Discovered Vulnerabilities

The Discovered Vulnerabilities section details all of the known vulnerabilities in relation to the selected device. Each vulnerability has the associated CVE reference, and a large amount of detail is usually included with each vulnerability explaining the vulnerability itself, the severity, the published date, affected software, additional references, affected software and additional further insight. This information provides the administrator with all the necessary detail which could otherwise take quite some time to research and troubleshoot independently whilst also knowing that it is a recommendation not only from Microsoft, but other well respected and impartial 3rd party security organisations.

It is not uncommon to see multiple vulnerabilities affecting the same piece of software. In the following case for example, Adobe Acrobat has 65 associated vulnerabilities of differing severity levels.

Missing KBs

The ‘Missing KBs’ section details the missing updates on the device which are causing the device to be flagged with a or multiple vulnerabilities.

Action can be taken off the back of this via the software update solution in use, such as Windows Update for Business, WSUS, or independently.


The above provides a very high level overview of Defender for Endpoint in relation to a single Windows 10, managed device but without looking at the underlying configuration, onboarding, ongoing management of alerts and additional feature availability. Onboarding a device is straight forward and is available via several different methods and configuration of the service is also relatively light, but can be more complex depending on the organisational requirements and integration with other M365 services. Automated actions are hugely beneficial and provide an enhanced level of security self management, but it’s important to note that Defender for Endpoint is not a hands off or fully autonomous solution. It does require ongoing management to get the most out of it and not addressing alerts and vulnerabilities will only lead to a less than ideal looking dashboard with potentially many thousands of alerts needing attention and most importantly, an environment with vulnerable endpoints.
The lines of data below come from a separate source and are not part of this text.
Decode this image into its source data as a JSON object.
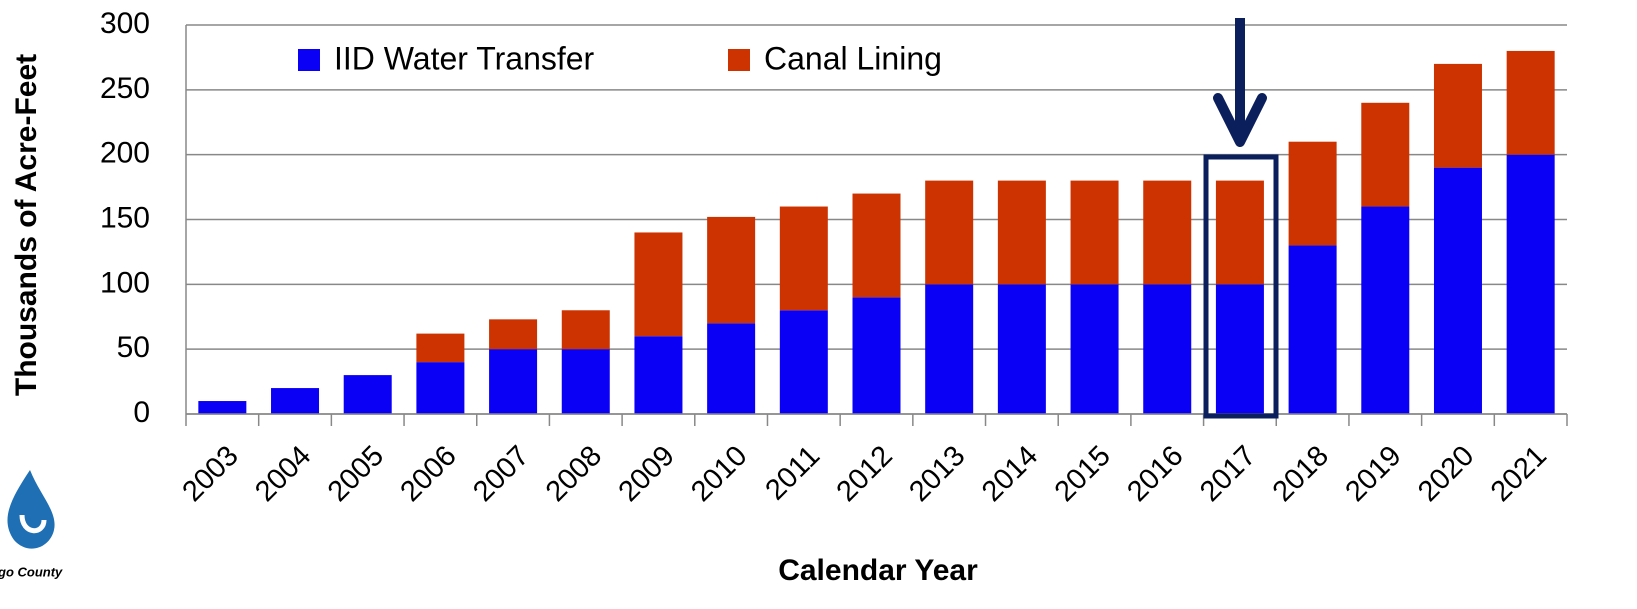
{
  "chart_data": {
    "type": "stacked_bar",
    "y_label": "Thousands of Acre-Feet",
    "x_label": "Calendar Year",
    "categories": [
      "2003",
      "2004",
      "2005",
      "2006",
      "2007",
      "2008",
      "2009",
      "2010",
      "2011",
      "2012",
      "2013",
      "2014",
      "2015",
      "2016",
      "2017",
      "2018",
      "2019",
      "2020",
      "2021"
    ],
    "series": [
      {
        "name": "IID Water Transfer",
        "color": "#0a00f5",
        "values": [
          10,
          20,
          30,
          40,
          50,
          50,
          60,
          70,
          80,
          90,
          100,
          100,
          100,
          100,
          100,
          130,
          160,
          190,
          200
        ]
      },
      {
        "name": "Canal Lining",
        "color": "#cc3300",
        "values": [
          0,
          0,
          0,
          22,
          23,
          30,
          80,
          82,
          80,
          80,
          80,
          80,
          80,
          80,
          80,
          80,
          80,
          80,
          80
        ]
      }
    ],
    "ylim": [
      0,
      300
    ],
    "yticks": [
      0,
      50,
      100,
      150,
      200,
      250,
      300
    ],
    "grid": true
  },
  "logo": {
    "text": "go County"
  }
}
Where the service cannot provide automated remediation, for example updating software versions on endpoints or OS setting configuration, it presents in the information in a lot of detail, often with step by step instructions.

It is well worth the effort of conscientiously administering the solution on an ongoing basis and provides organisations with an enhanced level of security which is now considered to be 1 of the best endpoint security solutions on the market.